A model for MMBIR mechanism to explain the rearrangement in case 1, and likely applicable also for case 2. (ac) A single-ended break on one arm of replication fork at 9q21.33, the distal end of triplicated segment (9q21.11q21.33) on the maternal homolog and subsequent fork collapse. (d) Invasion of the sister chromatid at 9q21.33 in an inverted orientation and strand elongation upto proximal 9q12 (9qh). (e) Second round of invasion into paternal chr 9 homolog at 9q12 and strand elongation and completion of replication. (f) Results in three copies of the 9q21.11–q21.33 segment on the maternal chromosome 9, the first two segments of maternal origin and the third of paternal origin, followed by isodisomy for the 9q21.33-qter segment of paternal origin. The segments denoted 1, 2 and 3 indicate each of the triplicated segment and parental origin (pink: maternal; blue: paternal).

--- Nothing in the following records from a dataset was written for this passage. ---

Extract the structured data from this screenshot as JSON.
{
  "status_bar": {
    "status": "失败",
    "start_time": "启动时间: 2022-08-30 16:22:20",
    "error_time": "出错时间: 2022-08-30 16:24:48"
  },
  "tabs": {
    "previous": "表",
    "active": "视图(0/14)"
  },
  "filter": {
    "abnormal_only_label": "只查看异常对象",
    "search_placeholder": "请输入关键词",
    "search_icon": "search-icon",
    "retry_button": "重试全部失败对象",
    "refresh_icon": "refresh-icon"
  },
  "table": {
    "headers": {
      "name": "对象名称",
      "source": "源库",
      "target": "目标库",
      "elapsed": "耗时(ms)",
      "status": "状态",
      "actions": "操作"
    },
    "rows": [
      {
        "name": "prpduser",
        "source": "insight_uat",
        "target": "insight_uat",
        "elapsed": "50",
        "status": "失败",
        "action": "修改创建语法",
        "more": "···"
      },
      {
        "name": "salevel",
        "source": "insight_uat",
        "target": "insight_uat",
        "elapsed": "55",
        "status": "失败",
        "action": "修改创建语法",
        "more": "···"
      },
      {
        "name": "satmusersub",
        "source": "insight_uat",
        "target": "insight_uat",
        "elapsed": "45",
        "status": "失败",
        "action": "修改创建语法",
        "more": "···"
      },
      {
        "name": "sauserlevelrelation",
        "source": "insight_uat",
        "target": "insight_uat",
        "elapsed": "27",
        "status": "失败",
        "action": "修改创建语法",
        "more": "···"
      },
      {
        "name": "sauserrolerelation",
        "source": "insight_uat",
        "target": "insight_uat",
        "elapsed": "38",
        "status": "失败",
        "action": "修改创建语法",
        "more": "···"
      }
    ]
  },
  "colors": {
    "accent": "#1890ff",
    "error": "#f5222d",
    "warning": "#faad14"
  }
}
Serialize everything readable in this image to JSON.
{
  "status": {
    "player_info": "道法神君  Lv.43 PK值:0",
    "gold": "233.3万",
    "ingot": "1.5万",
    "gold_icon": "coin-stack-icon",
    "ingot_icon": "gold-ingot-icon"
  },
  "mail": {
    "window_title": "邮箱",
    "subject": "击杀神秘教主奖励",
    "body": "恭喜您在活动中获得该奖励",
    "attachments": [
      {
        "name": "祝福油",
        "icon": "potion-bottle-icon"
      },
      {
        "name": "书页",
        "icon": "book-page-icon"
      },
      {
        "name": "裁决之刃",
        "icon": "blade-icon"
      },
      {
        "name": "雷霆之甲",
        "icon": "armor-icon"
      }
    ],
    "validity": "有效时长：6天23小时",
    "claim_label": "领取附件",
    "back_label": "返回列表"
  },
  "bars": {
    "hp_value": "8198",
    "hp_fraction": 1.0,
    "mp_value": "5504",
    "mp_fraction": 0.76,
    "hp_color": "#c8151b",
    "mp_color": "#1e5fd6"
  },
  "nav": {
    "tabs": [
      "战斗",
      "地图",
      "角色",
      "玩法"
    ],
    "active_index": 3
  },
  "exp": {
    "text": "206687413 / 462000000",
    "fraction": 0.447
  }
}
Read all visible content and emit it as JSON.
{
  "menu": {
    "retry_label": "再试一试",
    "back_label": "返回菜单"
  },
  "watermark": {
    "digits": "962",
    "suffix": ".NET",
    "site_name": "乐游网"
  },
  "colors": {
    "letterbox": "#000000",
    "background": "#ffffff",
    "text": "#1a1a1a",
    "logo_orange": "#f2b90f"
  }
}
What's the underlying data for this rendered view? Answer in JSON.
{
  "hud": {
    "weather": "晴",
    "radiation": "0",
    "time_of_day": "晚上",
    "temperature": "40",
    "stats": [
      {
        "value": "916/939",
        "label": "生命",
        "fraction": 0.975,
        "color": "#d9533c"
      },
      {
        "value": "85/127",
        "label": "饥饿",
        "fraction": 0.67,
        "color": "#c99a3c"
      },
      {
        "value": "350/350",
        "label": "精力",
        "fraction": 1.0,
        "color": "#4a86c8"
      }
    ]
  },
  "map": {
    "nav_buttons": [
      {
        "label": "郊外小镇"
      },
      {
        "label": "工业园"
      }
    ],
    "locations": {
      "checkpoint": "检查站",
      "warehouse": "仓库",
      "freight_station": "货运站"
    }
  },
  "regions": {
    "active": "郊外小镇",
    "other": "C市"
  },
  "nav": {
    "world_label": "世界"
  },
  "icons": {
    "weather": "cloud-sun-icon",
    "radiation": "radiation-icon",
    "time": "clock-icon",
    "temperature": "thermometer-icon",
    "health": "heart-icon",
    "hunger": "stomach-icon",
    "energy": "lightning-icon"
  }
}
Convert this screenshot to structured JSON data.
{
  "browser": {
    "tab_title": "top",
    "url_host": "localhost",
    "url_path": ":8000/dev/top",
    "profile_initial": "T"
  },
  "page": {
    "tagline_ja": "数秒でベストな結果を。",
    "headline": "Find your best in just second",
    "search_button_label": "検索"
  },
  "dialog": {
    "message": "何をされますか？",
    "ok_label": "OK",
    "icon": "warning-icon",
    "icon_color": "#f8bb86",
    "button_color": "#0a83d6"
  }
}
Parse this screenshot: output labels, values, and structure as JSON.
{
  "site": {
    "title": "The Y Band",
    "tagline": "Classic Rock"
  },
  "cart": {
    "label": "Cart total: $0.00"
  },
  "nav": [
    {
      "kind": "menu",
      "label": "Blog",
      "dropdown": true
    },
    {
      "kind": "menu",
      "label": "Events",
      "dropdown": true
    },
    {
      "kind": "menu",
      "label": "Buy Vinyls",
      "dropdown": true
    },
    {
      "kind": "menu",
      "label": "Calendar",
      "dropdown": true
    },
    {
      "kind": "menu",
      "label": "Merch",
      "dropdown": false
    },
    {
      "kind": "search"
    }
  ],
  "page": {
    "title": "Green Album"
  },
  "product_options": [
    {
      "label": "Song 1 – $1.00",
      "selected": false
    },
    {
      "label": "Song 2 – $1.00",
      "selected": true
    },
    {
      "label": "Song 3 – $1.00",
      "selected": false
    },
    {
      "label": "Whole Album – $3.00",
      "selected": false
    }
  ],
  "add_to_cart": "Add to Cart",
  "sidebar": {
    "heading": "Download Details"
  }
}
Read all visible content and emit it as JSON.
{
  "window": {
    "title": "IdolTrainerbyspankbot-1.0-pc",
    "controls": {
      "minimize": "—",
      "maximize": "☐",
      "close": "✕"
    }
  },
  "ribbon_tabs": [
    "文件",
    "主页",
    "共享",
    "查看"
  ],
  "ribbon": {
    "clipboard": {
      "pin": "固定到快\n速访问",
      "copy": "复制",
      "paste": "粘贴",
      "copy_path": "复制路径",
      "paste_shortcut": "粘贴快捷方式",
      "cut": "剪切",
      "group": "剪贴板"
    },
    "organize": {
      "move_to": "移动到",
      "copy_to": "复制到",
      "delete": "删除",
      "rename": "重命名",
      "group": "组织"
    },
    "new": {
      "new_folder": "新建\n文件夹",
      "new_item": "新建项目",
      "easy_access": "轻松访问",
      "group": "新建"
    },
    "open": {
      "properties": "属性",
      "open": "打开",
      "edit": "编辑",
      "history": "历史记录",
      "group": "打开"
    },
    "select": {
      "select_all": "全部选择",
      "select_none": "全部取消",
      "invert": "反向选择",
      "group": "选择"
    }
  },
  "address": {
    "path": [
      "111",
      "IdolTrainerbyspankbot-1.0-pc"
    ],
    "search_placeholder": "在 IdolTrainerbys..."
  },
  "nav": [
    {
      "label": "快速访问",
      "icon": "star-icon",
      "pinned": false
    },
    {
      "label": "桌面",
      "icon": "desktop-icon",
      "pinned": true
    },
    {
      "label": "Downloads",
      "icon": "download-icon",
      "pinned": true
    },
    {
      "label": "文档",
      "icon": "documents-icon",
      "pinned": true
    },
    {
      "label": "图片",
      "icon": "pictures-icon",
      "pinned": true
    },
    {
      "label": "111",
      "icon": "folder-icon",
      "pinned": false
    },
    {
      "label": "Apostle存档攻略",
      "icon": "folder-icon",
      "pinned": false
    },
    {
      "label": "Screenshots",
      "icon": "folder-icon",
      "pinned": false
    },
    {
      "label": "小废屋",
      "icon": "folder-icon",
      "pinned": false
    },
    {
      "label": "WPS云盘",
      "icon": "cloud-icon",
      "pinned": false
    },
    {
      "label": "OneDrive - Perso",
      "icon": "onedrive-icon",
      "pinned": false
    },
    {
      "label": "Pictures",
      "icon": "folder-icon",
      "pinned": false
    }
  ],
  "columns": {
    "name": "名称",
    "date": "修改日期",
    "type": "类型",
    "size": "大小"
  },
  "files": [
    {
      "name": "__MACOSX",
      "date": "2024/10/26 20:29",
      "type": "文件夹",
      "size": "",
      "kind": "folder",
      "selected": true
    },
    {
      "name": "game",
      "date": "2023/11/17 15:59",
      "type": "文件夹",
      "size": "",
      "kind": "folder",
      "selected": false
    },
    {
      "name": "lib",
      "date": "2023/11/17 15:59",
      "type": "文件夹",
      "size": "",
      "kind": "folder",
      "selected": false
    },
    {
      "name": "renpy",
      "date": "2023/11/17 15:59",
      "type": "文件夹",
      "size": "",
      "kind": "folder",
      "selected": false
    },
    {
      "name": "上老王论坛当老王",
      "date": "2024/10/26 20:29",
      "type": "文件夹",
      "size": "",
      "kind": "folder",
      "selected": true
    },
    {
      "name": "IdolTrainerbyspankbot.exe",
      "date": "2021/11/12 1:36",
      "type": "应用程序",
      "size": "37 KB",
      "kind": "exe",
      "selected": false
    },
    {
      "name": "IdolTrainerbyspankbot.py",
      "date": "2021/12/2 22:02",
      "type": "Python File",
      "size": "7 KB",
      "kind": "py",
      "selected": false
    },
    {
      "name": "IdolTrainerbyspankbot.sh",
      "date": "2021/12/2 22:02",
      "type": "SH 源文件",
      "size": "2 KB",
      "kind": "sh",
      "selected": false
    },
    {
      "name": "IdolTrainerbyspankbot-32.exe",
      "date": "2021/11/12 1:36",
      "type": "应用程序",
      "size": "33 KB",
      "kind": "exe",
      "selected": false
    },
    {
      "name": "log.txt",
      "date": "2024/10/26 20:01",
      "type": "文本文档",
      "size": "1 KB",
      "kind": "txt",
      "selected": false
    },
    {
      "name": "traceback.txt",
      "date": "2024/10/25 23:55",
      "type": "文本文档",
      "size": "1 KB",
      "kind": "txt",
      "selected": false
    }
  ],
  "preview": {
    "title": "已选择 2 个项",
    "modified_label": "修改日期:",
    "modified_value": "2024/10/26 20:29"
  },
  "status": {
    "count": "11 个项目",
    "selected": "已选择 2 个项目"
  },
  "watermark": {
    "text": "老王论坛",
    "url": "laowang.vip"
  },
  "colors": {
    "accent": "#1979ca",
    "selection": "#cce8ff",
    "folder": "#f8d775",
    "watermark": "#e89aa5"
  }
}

A recombination-based mechanism that results in both copy number alterations and copy neutral abnormalities simultaneously cannot be excluded. A recent report by Fujita et al8 suggests one of two mechanisms resulting in the described complex abnormality; the possibility of two sequential post-fertilization mitotic U-type exchanges between sister chromatids and then a chromatid of the other homolog with a resulting segmental uniparental isodisomy. A second possibility is a two-step event with a sister chromatid exchange during maternal meiosis followed, as an early post-fertilization mitotic event, by a second exchange with the paternal homolog with end result being a segmental triplication of bi-parental origin and segmental isoUPD. An earlier report by Schinzel et al,27 describing a case with an intrachromosomal triplication of the 15q11–q13 region and of maternal origin, raised the possibility of an unstable abnormal intermediate (inv dup(15)). As copy neutral loss of heterozygosity distal to the interstitial triplication was ruled out, the aberration in this case would be less likely to follow the MMBIR model for its origin. In addition, the presence of simple repeats and low copy repeat sequence elements at the breakpoints involved for each of these chromosome arms cannot be ruled out. These elements may make them susceptible to breaks or to undergo rearrangements (triplication, LOH) via a recombination mechanism (Supplementary Figures 1 and 2).

As would be expected, both components of the genomic alteration can have adverse phenotypic effects. However, except for case 1 wherein we have unmasking of a deleterious homozygous mutation resulting in severe citrullinemia, the actual contribution of each of these abnormal components (CNV and UPD) is not easily predicted. This is also confounded by the fact that neither 9q nor 22q harbor imprinted genes with authentic phenotypic effects in a parent-of-origin manner. Unlike many recurrent microduplication syndromes, the phenotypic effects caused by triplication in each of these two cases, possibly quite distinct from duplication, remains uncertain.7 Finally, these cases drive the message of the profoundly significant impact of whole-genome copy-number SNP arrays in diagnostic evaluation of constitutional disorders. Second, these unique cases provide further human evidence that contribute to our understanding of complex genetic disease mechanisms and substantiate models proposed from studies in eukaryotic and prokaryotic model systems. It is reasonable to predict now that more such cases probably exist that remain unidentified because of the limited implementation of whole-genome SNP arrays. Extensive study of a larger cohort of patients harboring similar genomic rearrangements will be required to authenticate this pathogenic mechanism and derive explicit genotype–phenotype correlations.